In 1912, while teaching, Burrill met Lucy Diggs Slowe, an English teacher from Baltimore. After a few years, Slowe moved to DC to teach at Armstrong Manual Training Academy. She and Burrill bought a house together. Slowe and Burrill were together for twenty-five years, and their close friends, who were mostly other black female educators, treated them as a couple.

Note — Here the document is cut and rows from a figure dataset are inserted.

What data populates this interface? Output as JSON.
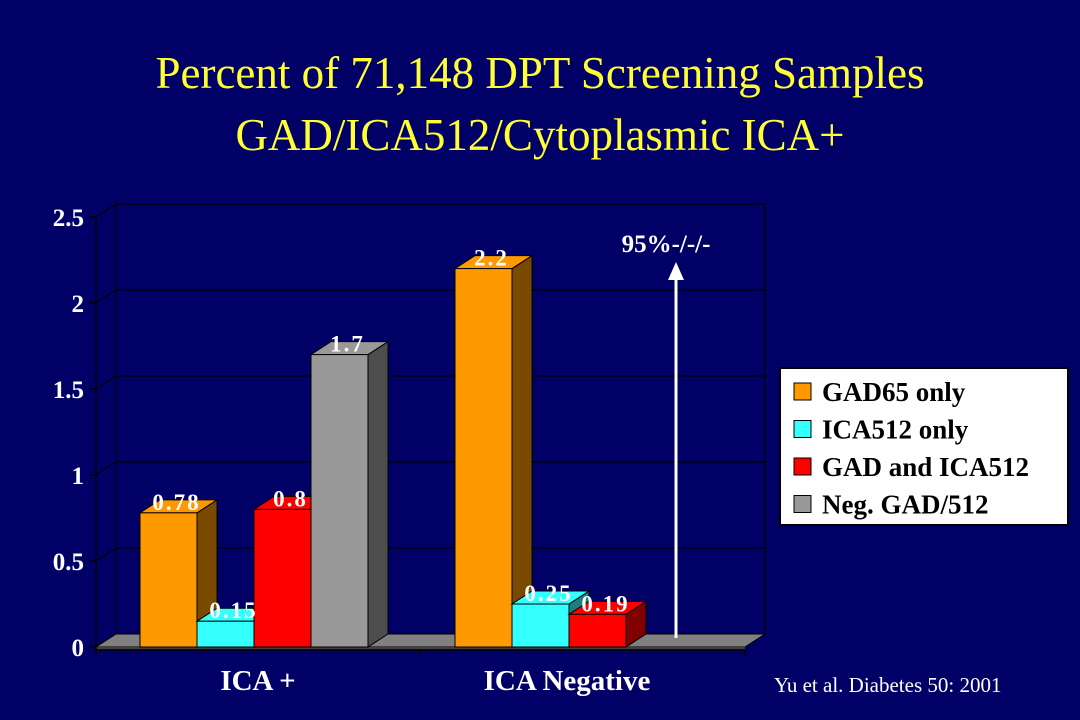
{
  "title_line1": "Percent of 71,148 DPT Screening Samples",
  "title_line2": "GAD/ICA512/Cytoplasmic  ICA+",
  "annotation": "95%-/-/-",
  "citation": "Yu et al. Diabetes 50: 2001",
  "chart_data": {
    "type": "bar",
    "categories": [
      "ICA +",
      "ICA Negative"
    ],
    "ylim": [
      0,
      2.5
    ],
    "yticks": [
      0,
      0.5,
      1,
      1.5,
      2,
      2.5
    ],
    "ytick_labels": [
      "0",
      "0.5",
      "1",
      "1.5",
      "2",
      "2.5"
    ],
    "grid": true,
    "legend_position": "right",
    "series": [
      {
        "name": "GAD65 only",
        "color": "#ff9900",
        "side_color": "#7a4a00",
        "values": [
          0.78,
          2.2
        ],
        "labels": [
          "0.78",
          "2.2"
        ]
      },
      {
        "name": "ICA512 only",
        "color": "#33ffff",
        "side_color": "#188080",
        "values": [
          0.15,
          0.25
        ],
        "labels": [
          "0.15",
          "0.25"
        ]
      },
      {
        "name": "GAD and ICA512",
        "color": "#ff0000",
        "side_color": "#800000",
        "values": [
          0.8,
          0.19
        ],
        "labels": [
          "0.8",
          "0.19"
        ]
      },
      {
        "name": "Neg. GAD/512",
        "color": "#999999",
        "side_color": "#4d4d4d",
        "values": [
          1.7,
          null
        ],
        "labels": [
          "1.7",
          ""
        ]
      }
    ]
  }
}
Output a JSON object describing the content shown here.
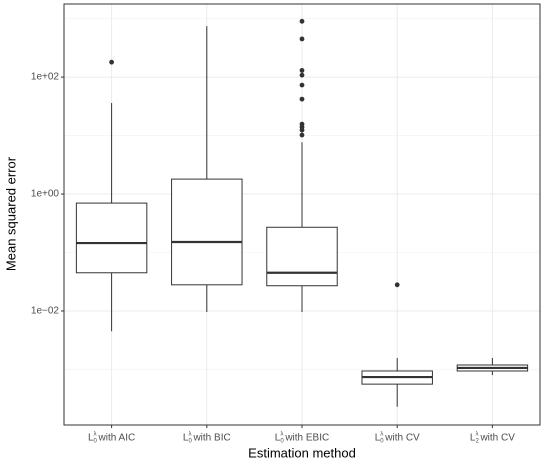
{
  "chart_data": {
    "type": "boxplot",
    "x_label": "Estimation method",
    "y_label": "Mean squared error",
    "log_y": true,
    "grid": true,
    "color": "#333333",
    "ylim": [
      0.000112,
      1780
    ],
    "yticks": [
      {
        "value": 100,
        "label": "1e+02"
      },
      {
        "value": 1,
        "label": "1e+00"
      },
      {
        "value": 0.01,
        "label": "1e−02"
      }
    ],
    "minor_grid": [
      1000,
      10,
      0.1,
      0.001
    ],
    "categories": [
      {
        "base": "L",
        "sup": "λ",
        "sub": "0",
        "text": "with AIC"
      },
      {
        "base": "L",
        "sup": "λ",
        "sub": "0",
        "text": "with BIC"
      },
      {
        "base": "L",
        "sup": "λ",
        "sub": "0",
        "text": "with EBIC"
      },
      {
        "base": "L",
        "sup": "λ",
        "sub": "0",
        "text": "with CV"
      },
      {
        "base": "L",
        "sup": "λ",
        "sub": "2",
        "text": "with CV"
      }
    ],
    "boxes": [
      {
        "whisker_low": 0.0045,
        "q1": 0.045,
        "median": 0.145,
        "q3": 0.7,
        "whisker_high": 36,
        "outliers": [
          180
        ]
      },
      {
        "whisker_low": 0.0096,
        "q1": 0.028,
        "median": 0.151,
        "q3": 1.8,
        "whisker_high": 745,
        "outliers": []
      },
      {
        "whisker_low": 0.0096,
        "q1": 0.027,
        "median": 0.045,
        "q3": 0.27,
        "whisker_high": 7.7,
        "outliers": [
          900,
          450,
          130,
          108,
          73,
          42,
          15.7,
          14,
          12.4,
          10.2
        ]
      },
      {
        "whisker_low": 0.00023,
        "q1": 0.00056,
        "median": 0.00074,
        "q3": 0.00094,
        "whisker_high": 0.00157,
        "outliers": [
          0.028
        ]
      },
      {
        "whisker_low": 0.0008,
        "q1": 0.00094,
        "median": 0.00106,
        "q3": 0.00119,
        "whisker_high": 0.00157,
        "outliers": []
      }
    ]
  }
}
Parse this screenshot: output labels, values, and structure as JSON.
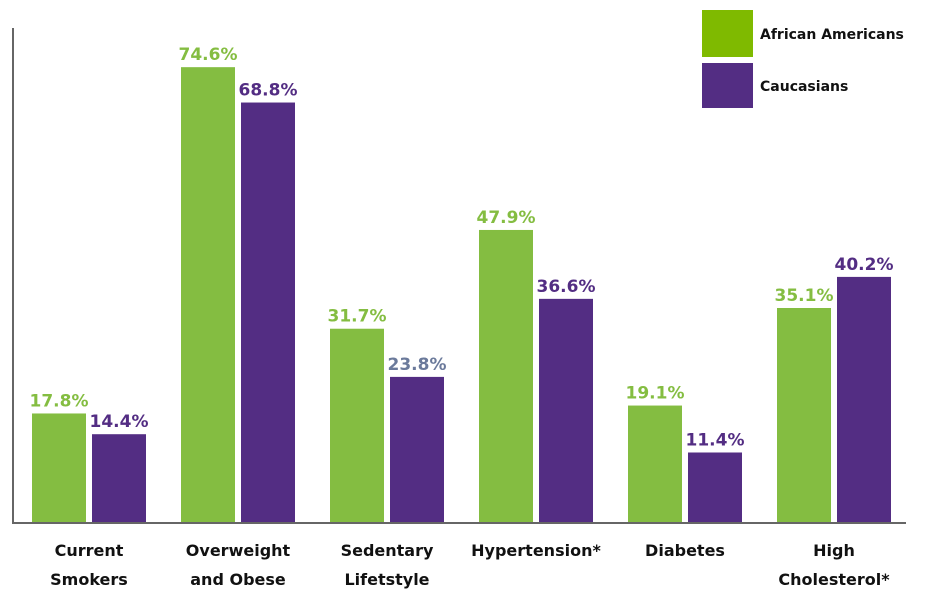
{
  "chart_data": {
    "type": "bar",
    "categories": [
      [
        "Current",
        "Smokers"
      ],
      [
        "Overweight",
        "and Obese"
      ],
      [
        "Sedentary",
        "Lifetstyle"
      ],
      [
        "Hypertension*"
      ],
      [
        "Diabetes"
      ],
      [
        "High",
        "Cholesterol*"
      ]
    ],
    "series": [
      {
        "name": "African Americans",
        "color": "#84bd41",
        "values": [
          17.8,
          74.6,
          31.7,
          47.9,
          19.1,
          35.1
        ],
        "labels": [
          "17.8%",
          "74.6%",
          "31.7%",
          "47.9%",
          "19.1%",
          "35.1%"
        ]
      },
      {
        "name": "Caucasians",
        "color": "#532d83",
        "values": [
          14.4,
          68.8,
          23.8,
          36.6,
          11.4,
          40.2
        ],
        "labels": [
          "14.4%",
          "68.8%",
          "23.8%",
          "36.6%",
          "11.4%",
          "40.2%"
        ]
      }
    ],
    "legend_colors": [
      "#7fba00",
      "#532d83"
    ],
    "label_colors": {
      "African Americans": "#84bd41",
      "Caucasians": "#532d83",
      "Caucasians_sedentary": "#6b7a9b"
    },
    "ylim": [
      0,
      80
    ],
    "legend_position": "top-right",
    "grid": false
  }
}
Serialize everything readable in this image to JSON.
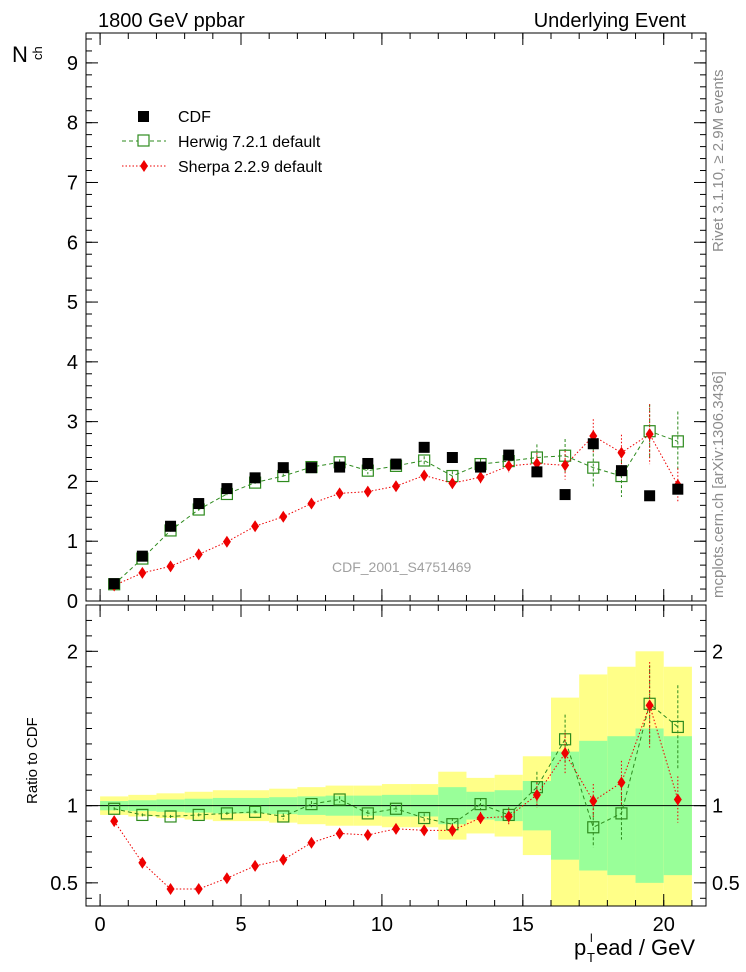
{
  "header": {
    "left": "1800 GeV ppbar",
    "right": "Underlying Event"
  },
  "side_text": {
    "top": "Rivet 3.1.10, ≥ 2.9M events",
    "bottom": "mcplots.cern.ch [arXiv:1306.3436]"
  },
  "watermark": "CDF_2001_S4751469",
  "colors": {
    "cdf": "#000000",
    "herwig": "#2e8b1e",
    "sherpa": "#ee0000",
    "band_inner": "#99ff99",
    "band_outer": "#ffff88"
  },
  "chart_data": [
    {
      "type": "scatter",
      "panel": "main",
      "ylabel_main": "N",
      "ylabel_sub": "ch",
      "xlim": [
        -0.5,
        21.5
      ],
      "ylim": [
        0,
        9.5
      ],
      "yticks": [
        0,
        1,
        2,
        3,
        4,
        5,
        6,
        7,
        8,
        9
      ],
      "legend_position": "top-left",
      "x": [
        0.5,
        1.5,
        2.5,
        3.5,
        4.5,
        5.5,
        6.5,
        7.5,
        8.5,
        9.5,
        10.5,
        11.5,
        12.5,
        13.5,
        14.5,
        15.5,
        16.5,
        17.5,
        18.5,
        19.5,
        20.5
      ],
      "series": [
        {
          "name": "CDF",
          "style": "square-filled",
          "values": [
            0.29,
            0.75,
            1.25,
            1.63,
            1.88,
            2.06,
            2.23,
            2.23,
            2.24,
            2.3,
            2.29,
            2.57,
            2.4,
            2.24,
            2.44,
            2.16,
            1.78,
            2.63,
            2.18,
            1.76,
            1.87
          ]
        },
        {
          "name": "Herwig 7.2.1 default",
          "style": "square-open-dashed",
          "values": [
            0.28,
            0.71,
            1.18,
            1.53,
            1.79,
            1.98,
            2.09,
            2.24,
            2.32,
            2.18,
            2.26,
            2.35,
            2.09,
            2.29,
            2.34,
            2.4,
            2.43,
            2.23,
            2.09,
            2.84,
            2.67
          ],
          "errors": [
            0.02,
            0.02,
            0.03,
            0.03,
            0.03,
            0.03,
            0.04,
            0.05,
            0.05,
            0.06,
            0.06,
            0.07,
            0.08,
            0.09,
            0.12,
            0.22,
            0.28,
            0.32,
            0.35,
            0.45,
            0.5
          ]
        },
        {
          "name": "Sherpa 2.2.9 default",
          "style": "diamond-dotted",
          "values": [
            0.26,
            0.47,
            0.58,
            0.78,
            0.99,
            1.25,
            1.41,
            1.63,
            1.8,
            1.83,
            1.92,
            2.1,
            1.97,
            2.07,
            2.26,
            2.3,
            2.27,
            2.76,
            2.48,
            2.79,
            1.94
          ],
          "errors": [
            0.02,
            0.02,
            0.02,
            0.03,
            0.03,
            0.03,
            0.04,
            0.04,
            0.05,
            0.06,
            0.07,
            0.08,
            0.09,
            0.1,
            0.12,
            0.18,
            0.24,
            0.28,
            0.3,
            0.5,
            0.28
          ]
        }
      ]
    },
    {
      "type": "scatter",
      "panel": "ratio",
      "ylabel": "Ratio to CDF",
      "xlabel_main": "p",
      "xlabel_sub": "T",
      "xlabel_sup": "l",
      "xlabel_rest": "ead / GeV",
      "xlim": [
        -0.5,
        21.5
      ],
      "ylim": [
        0.35,
        2.3
      ],
      "yticks": [
        0.5,
        1,
        2
      ],
      "xticks": [
        0,
        5,
        10,
        15,
        20
      ],
      "x": [
        0.5,
        1.5,
        2.5,
        3.5,
        4.5,
        5.5,
        6.5,
        7.5,
        8.5,
        9.5,
        10.5,
        11.5,
        12.5,
        13.5,
        14.5,
        15.5,
        16.5,
        17.5,
        18.5,
        19.5,
        20.5
      ],
      "band_inner": [
        0.03,
        0.035,
        0.04,
        0.045,
        0.05,
        0.05,
        0.055,
        0.06,
        0.065,
        0.065,
        0.07,
        0.07,
        0.12,
        0.09,
        0.1,
        0.16,
        0.35,
        0.42,
        0.45,
        0.5,
        0.45
      ],
      "band_outer": [
        0.06,
        0.07,
        0.08,
        0.09,
        0.1,
        0.1,
        0.11,
        0.12,
        0.13,
        0.13,
        0.14,
        0.14,
        0.22,
        0.18,
        0.2,
        0.32,
        0.7,
        0.85,
        0.9,
        1.0,
        0.9
      ],
      "series": [
        {
          "name": "Herwig 7.2.1 default",
          "style": "square-open-dashed",
          "values": [
            0.98,
            0.94,
            0.93,
            0.94,
            0.95,
            0.96,
            0.93,
            1.01,
            1.04,
            0.95,
            0.98,
            0.92,
            0.88,
            1.01,
            0.94,
            1.12,
            1.43,
            0.86,
            0.95,
            1.66,
            1.51
          ],
          "errors": [
            0.01,
            0.01,
            0.01,
            0.01,
            0.01,
            0.01,
            0.02,
            0.02,
            0.02,
            0.02,
            0.02,
            0.03,
            0.04,
            0.04,
            0.05,
            0.1,
            0.16,
            0.13,
            0.17,
            0.25,
            0.27
          ]
        },
        {
          "name": "Sherpa 2.2.9 default",
          "style": "diamond-dotted",
          "values": [
            0.9,
            0.63,
            0.46,
            0.46,
            0.53,
            0.61,
            0.65,
            0.76,
            0.82,
            0.81,
            0.85,
            0.84,
            0.84,
            0.92,
            0.93,
            1.07,
            1.34,
            1.03,
            1.15,
            1.65,
            1.04
          ],
          "errors": [
            0.01,
            0.01,
            0.01,
            0.01,
            0.01,
            0.01,
            0.02,
            0.02,
            0.02,
            0.03,
            0.03,
            0.03,
            0.04,
            0.04,
            0.05,
            0.08,
            0.13,
            0.11,
            0.14,
            0.28,
            0.15
          ]
        }
      ]
    }
  ]
}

Slowe was appointed in 1922 as Dean of Women at Howard University, a historically black college; she was the first black dean of women there or at any American university. She and Burrill decided to buy a house at 1256 Kearney Street in nearby Brookland, then a predominantly white middle-class neighborhood in Northeast Washington. They lived there for fifteen years until Slowe died in 1937 from kidney disease.

== Death and legacy ==
Shattered from the death of Slowe, Burrill moved out of their house and into an apartment near Howard. She retired from Dunbar High School in 1944. Upon her retirement from teaching in 1944, Burrill moved to New York City, where she died on March 13, 1946, in her early 60s. She is buried at Woodlawn Cemetery in Washington, D.C.

The Slowe-Burrill House was listed on the National Register of Historic Places in 2020.